In many applications within the field of quantum information processing, quantum states are stored and processed as stationary qubits at the nodes of a quantum network. Within the network quantum information is exchanged between the nodes via flying qubits. Photons are a natural choice for the flying qubits whereas electronic spin states often are chosen as stationary qubits. In order to facilitate a functional quantum network we are developing an efficient and accurate quantum interface between flying and stationary qubits.
Our quantum interface is based on semiconductor quantum dots. The polarisation quantum state of a photon is automatically transcribed into the spin state of an electron-hole pair when the photon is absorbed by a quantum dot. However, in a single quantum dot the electron-hole pair rapidly recombines to recreate a photon and the stationary qubit can only be stored for a short period of time.
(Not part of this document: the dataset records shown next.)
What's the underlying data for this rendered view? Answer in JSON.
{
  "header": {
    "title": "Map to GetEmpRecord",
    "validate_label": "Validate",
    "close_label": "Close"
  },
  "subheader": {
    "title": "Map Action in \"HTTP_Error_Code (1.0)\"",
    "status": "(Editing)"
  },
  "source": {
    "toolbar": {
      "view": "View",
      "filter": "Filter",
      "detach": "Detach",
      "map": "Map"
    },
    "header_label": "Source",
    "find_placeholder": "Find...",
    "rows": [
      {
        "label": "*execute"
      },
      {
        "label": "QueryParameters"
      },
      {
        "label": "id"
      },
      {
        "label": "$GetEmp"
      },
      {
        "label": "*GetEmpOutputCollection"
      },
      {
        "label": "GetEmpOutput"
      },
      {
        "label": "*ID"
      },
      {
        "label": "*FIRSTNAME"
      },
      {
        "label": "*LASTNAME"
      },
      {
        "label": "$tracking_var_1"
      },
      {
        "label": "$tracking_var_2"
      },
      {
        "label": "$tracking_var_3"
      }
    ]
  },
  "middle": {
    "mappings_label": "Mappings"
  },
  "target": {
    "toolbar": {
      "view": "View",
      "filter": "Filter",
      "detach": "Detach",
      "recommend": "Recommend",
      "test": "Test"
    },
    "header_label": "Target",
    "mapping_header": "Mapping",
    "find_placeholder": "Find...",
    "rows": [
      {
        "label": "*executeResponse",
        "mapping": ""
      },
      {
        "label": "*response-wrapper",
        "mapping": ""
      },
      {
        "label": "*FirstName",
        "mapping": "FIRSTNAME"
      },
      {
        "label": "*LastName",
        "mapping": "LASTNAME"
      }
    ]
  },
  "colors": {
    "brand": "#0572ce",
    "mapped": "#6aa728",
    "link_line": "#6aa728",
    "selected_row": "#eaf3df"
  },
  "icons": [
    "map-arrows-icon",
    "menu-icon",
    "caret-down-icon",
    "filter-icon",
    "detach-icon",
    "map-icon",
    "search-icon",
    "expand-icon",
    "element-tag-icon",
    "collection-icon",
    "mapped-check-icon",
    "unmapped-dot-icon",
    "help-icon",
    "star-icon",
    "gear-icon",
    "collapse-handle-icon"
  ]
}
In order to extend the storage time we split up the electron and hole and store them in two separate quantum dots. With a voltage applied across the two quantum dots we can controllably move the electron between the two quantum dots. When the electron and hole are residing in different quantum dots recombination is effectively prevented for a time period several hundred times longer than the natural lifetime of the electron-hole pair. The photon can be recreated, on demand, when the electron is moved back to the quantum dot containing the hole. The figure schematically illustrates the operation of the quantum interface. The two quantum dots (QD1 and QD2) are here represented by their electronic band structure.